Air-gapped environments: LangSmith requires network access to log traces. If your agent runs in an air-gapped network (common in financial institutions with strict network segmentation or government deployments), you cannot use LangSmith’s cloud service. Use local trace storage with OpenTelemetry or a self-hosted LangSmith instance.

Technical Verdict

Use this approach for multi-step agents that meet these criteria:

Multi-step chains: The agent makes 3+ LLM calls or tool invocations per task. Single-call agents do not benefit from intermediate step validation.

Latency requirements: You need sub-5-second response times. LangSmith adds 50-100ms of logging overhead per trace, which is acceptable for most user-facing applications but not for high-frequency operations.

Audit trails: You need to inspect intermediate SQL queries, tool calls, or reasoning steps for compliance or debugging. LangSmith provides full trace replay, allowing you to inspect the exact SQL generated, tool calls made, and LLM reasoning for each query.

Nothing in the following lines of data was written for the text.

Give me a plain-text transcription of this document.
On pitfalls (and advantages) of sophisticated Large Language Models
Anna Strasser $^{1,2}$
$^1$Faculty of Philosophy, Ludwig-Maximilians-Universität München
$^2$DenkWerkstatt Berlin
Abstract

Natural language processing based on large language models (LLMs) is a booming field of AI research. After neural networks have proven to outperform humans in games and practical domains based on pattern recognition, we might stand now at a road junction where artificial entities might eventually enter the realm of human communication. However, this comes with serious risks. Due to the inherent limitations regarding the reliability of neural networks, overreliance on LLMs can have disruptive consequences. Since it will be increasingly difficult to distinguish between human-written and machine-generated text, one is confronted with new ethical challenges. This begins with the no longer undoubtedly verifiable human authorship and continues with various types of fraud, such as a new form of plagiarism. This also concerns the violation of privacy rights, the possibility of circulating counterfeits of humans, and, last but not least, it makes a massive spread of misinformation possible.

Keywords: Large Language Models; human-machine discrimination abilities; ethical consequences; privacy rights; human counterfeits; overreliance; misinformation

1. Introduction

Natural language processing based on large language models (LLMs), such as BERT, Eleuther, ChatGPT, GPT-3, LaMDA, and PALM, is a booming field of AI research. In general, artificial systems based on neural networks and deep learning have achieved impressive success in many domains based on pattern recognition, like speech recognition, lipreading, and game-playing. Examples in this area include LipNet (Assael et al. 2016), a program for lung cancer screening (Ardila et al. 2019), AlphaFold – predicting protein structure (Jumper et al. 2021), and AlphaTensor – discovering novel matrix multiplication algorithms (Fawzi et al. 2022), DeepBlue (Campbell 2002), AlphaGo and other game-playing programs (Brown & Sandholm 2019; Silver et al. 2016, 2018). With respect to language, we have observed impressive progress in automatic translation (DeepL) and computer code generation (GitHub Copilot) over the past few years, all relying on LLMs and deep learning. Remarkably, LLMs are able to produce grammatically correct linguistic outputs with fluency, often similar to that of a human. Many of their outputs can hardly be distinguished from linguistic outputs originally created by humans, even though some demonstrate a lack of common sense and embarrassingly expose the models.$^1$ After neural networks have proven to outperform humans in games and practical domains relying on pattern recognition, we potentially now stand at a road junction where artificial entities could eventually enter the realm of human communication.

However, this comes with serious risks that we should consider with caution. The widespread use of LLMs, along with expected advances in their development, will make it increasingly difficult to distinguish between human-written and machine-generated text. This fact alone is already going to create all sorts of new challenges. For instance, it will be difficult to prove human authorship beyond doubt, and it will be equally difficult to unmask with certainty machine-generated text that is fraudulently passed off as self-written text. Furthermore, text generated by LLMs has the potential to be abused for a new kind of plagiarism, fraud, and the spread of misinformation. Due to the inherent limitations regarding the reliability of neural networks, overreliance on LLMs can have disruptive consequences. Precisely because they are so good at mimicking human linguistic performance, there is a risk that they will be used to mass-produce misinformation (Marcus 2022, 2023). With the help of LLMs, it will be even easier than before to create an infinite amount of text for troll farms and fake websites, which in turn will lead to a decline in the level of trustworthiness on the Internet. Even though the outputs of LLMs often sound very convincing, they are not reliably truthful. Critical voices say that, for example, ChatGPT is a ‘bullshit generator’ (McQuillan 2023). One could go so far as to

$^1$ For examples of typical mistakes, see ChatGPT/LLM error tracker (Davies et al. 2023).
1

Cost control: You need to track token usage and prevent runaway costs. The performance budget pattern catches agents that exceed token limits before they drain your API budget.

Avoid this approach if:

  • Your agent is a single LLM call with no tools. The overhead of tracing and intermediate step validation is not worth it.
  • You need real-time evaluation with sub-100ms latency. LangSmith’s logging overhead makes this impractical.
  • Your agent runs on-device or in air-gapped environments without network access to LangSmith’s cloud service.

The text-to-SQL pattern applies directly to other agentic workflows: market data aggregators that fetch prices from multiple APIs, portfolio analyzers that run calculations and format reports, or compliance agents that query transaction logs and generate audit summaries. Any agent that chains LLM calls, database queries, and validation steps benefits from these five evaluation patterns.